The Firekkan Commonwealth... why did that name sound so important to Blair? He shrugged it off.

"... The Tri-System CIS and other neutral militia, the Free Republic of Landreich, the Andorran New Republic, the Union of Border Worlds, the Varni/Mantu Combine—we’re calling in favors from everybody. Hell, chances are, if the Kilrathi start taking a beating they’ll join the fight, too."

"If I may, sir," Blair began his request, "I’d like to request immediate transfer out of the Space Navy and reinstatement in the Space Force." It was as good a moment as any.

"Granted!" Braddock said expectant of the request, with heartfelt enthusiasm. He began typing on his touchpad console at once, making a poor showing of playing down that he had evidently known that was what Blair had wanted all along. "With your transfer to the Space Force, your new rank will be ‘brigadier general.’ How do you feel about becoming a CAG?"

"Er, a commander air group?" Being in command of an entire air group’s fighter wings? It had been difficult enough being the wing commander of a single fighter wing of squadrons on the Victory, let alone multiple. Still, if the Admiral placed such faith in Blair, he felt a certain obligation to oblige. It was for his own good. "Sounds good to me, but I thought a CAG was a Navy position."

"You’re right, but I think in this case not for you... you want to have your cake and eat it, too, yes?" Braddock smiled.

"Sir...?"

"You want to lend your pilots your experience, and get your turn in the cockpit as well, yes? You’ll make an excellent CAG, but you can’t lead by example unless you're back in the Space Force and in the cockpit to some degree."

Blair couldnt argue with that. "I agree."

"And so does ConFleet High Command, glad to hear it. I... I think I’ll assign you to a Dentares-class fleet carrier I think is... just right for you." The older man gave a chuckle. "Uniquely so."

"Oh?"

 

Shuttle Barbados-Five
Arrival
The Komarov System, Gegarin Quadrant, Hawking Sector
MAY 06 2793/2793.126; 0158 Hours (CST)

The now-Brigadier General (O-7) Blair ’s shuttle was just a few klicks behind the megacarrier. The colossal ship had been ordered less than an hour ago to delay their trip to the Spinward Rim and await boarding.

The shuttle slowed, hitting the retros as it took up a trajectory on the five kilometer-long megacarrier’s port side that would take it into a docking bay that was clearly only one of at least several dozen. Easing in, it passed through the electromagnetic shields to touch smoothly down before a crowd of assembled crewmen, each awaiting their chance to catch a glimpse of the living legend himself.

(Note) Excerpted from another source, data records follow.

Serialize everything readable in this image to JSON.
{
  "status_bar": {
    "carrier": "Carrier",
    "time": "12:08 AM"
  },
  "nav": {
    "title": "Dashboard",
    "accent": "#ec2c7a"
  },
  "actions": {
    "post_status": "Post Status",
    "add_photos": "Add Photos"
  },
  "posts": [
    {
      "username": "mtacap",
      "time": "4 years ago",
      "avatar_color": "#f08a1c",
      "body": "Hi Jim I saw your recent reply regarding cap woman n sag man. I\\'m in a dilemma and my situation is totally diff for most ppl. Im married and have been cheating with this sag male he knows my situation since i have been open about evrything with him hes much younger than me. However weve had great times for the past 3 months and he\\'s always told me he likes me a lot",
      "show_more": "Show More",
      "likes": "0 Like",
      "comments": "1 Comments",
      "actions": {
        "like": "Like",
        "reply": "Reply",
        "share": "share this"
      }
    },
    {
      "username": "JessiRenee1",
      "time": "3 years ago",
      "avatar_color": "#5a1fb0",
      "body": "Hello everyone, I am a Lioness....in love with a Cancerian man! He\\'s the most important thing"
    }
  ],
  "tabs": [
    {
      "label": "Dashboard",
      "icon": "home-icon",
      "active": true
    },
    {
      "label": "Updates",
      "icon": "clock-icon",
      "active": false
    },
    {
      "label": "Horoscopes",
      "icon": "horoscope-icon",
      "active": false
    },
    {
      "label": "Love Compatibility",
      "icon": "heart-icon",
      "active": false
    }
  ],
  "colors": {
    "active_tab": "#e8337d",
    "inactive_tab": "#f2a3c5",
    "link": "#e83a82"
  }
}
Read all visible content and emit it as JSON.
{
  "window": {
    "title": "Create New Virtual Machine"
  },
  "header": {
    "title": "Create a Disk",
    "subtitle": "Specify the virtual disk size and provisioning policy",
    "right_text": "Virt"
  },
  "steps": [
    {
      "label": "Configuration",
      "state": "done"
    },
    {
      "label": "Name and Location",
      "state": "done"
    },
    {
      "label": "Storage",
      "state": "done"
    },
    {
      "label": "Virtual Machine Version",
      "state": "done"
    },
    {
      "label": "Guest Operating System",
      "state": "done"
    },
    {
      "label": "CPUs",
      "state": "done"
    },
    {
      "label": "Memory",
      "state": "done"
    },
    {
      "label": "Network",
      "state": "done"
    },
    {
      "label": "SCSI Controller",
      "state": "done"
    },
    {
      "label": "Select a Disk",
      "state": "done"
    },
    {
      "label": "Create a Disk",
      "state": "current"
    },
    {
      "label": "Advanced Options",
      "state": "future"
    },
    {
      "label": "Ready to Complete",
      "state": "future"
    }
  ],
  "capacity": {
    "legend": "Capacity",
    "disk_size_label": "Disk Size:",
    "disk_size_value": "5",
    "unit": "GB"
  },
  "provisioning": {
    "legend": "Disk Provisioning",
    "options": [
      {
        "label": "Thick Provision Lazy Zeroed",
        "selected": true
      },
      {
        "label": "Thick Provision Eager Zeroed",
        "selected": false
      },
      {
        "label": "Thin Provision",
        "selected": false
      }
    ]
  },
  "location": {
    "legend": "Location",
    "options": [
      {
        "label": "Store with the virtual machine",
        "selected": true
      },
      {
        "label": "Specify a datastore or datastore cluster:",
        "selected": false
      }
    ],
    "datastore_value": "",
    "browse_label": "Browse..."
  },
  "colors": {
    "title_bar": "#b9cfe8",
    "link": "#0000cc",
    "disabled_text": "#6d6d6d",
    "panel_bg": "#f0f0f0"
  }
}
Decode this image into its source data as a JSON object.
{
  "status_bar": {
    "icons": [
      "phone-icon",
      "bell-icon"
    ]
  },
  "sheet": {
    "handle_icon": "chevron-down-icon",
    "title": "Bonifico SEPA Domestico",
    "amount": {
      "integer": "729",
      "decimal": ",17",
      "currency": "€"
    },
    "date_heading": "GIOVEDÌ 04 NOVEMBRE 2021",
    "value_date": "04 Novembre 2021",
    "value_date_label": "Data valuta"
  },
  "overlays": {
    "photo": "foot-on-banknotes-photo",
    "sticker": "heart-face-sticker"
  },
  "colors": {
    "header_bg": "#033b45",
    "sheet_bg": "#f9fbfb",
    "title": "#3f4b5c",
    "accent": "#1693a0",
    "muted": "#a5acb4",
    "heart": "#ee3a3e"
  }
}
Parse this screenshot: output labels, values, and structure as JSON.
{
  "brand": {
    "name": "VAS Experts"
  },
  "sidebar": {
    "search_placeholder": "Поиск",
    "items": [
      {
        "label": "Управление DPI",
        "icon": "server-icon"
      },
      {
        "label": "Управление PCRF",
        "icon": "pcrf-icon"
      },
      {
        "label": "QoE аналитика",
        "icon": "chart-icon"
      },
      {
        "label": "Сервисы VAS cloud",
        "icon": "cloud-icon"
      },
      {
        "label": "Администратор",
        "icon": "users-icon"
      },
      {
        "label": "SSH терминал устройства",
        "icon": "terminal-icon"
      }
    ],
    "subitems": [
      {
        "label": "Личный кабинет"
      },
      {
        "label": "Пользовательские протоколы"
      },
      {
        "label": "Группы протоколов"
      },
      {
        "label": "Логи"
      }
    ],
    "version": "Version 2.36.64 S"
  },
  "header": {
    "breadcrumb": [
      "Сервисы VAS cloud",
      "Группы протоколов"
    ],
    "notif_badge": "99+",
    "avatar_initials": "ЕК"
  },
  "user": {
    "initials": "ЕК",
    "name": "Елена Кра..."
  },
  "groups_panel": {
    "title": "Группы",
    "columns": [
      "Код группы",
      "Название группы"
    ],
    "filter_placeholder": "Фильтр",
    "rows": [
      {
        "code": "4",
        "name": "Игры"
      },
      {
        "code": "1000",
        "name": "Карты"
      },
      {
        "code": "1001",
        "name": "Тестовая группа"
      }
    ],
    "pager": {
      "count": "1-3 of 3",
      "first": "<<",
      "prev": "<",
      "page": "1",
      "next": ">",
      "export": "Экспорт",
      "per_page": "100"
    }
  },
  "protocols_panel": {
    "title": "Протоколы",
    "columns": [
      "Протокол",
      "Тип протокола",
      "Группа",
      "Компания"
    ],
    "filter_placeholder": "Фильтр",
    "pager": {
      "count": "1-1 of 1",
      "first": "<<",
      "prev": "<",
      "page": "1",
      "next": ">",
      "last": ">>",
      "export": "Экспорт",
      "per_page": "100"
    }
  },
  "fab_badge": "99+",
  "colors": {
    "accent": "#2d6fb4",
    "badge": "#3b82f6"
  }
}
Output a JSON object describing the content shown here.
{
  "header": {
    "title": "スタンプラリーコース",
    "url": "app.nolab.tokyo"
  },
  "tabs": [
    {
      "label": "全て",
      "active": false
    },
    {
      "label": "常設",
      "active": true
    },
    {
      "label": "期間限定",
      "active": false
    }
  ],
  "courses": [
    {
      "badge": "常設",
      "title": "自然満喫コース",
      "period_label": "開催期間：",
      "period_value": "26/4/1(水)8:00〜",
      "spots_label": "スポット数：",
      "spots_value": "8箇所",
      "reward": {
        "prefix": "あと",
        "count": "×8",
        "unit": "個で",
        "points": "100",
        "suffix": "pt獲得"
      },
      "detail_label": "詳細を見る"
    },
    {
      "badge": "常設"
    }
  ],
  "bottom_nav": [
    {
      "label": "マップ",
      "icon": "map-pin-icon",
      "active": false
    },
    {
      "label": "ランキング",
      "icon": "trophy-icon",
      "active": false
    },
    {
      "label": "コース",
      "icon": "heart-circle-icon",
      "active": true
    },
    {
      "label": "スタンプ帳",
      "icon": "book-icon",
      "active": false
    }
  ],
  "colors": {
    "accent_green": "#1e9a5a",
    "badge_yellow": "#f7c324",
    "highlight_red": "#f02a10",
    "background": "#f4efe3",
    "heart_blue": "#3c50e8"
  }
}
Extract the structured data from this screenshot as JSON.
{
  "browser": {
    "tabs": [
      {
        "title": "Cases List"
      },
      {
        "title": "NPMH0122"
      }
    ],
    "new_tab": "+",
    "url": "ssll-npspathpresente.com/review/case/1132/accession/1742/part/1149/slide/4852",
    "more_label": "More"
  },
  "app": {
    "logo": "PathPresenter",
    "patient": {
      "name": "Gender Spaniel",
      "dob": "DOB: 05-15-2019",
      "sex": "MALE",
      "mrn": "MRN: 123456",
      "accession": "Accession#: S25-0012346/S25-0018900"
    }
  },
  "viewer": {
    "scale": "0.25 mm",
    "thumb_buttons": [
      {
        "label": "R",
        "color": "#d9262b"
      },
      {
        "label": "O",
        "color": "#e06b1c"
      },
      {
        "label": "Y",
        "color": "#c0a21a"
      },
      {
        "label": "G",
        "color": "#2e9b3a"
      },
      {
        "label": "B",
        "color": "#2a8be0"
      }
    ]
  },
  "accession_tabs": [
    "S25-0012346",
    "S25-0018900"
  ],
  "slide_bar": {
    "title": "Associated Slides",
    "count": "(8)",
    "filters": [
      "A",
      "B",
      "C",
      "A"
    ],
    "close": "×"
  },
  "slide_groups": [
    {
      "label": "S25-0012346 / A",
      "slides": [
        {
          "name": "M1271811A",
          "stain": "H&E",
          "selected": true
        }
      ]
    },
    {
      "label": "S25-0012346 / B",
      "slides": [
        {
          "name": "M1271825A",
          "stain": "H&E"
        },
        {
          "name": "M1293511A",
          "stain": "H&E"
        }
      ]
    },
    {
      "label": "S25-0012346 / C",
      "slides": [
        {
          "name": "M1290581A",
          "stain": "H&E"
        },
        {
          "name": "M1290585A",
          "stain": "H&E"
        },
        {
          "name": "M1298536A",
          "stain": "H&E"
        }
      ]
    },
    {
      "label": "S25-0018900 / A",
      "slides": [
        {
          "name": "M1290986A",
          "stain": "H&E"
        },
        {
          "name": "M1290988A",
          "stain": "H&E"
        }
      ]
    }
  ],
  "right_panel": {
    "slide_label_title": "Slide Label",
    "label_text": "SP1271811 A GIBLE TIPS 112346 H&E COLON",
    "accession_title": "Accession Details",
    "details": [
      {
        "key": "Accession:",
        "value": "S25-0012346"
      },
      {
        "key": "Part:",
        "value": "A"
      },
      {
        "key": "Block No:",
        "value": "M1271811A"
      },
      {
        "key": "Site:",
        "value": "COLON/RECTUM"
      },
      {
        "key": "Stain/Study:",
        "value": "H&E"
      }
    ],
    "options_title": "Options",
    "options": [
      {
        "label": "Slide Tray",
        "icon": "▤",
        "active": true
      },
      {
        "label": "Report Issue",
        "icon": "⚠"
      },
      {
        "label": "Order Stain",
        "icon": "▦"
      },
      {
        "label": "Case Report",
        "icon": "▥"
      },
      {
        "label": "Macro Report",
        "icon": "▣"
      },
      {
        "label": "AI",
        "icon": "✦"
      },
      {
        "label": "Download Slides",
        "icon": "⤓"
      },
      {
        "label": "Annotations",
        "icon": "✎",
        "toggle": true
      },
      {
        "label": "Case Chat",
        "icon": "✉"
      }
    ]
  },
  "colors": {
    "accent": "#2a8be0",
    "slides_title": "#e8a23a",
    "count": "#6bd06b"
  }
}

Blair gave the pilot a pat on the shoulder,—another ecstatic admirer of him—thanked him, then made his way down the exit ramp, straightening his new uniform as he went.

The commanding officer of the vessel,—a woman, to Blair’s intrigue—one Captain Julianna Diena Kincaid, met him on his way down. She extended a slender hand to him after exchanging the customary salute. "Welcome aboard the TCS Blair, General," she spoke, bearing a knowing, bemused grin.

Blair took her hand, a look of suspicion on his face. "The Blair?" he practically gasped. He didn’t know whether he was embarrassed or proud. It certainly explained why no one had told him the name of the Dentares megacarrier he was being assigned.

"I think I can speak on the entire crew’s behalf when I say it’s an unexpected and true honor to finally meet our carrier’s namesake."

Hooo boy, Blair thought to himself, suddenly feeling more than a little bit time-sick.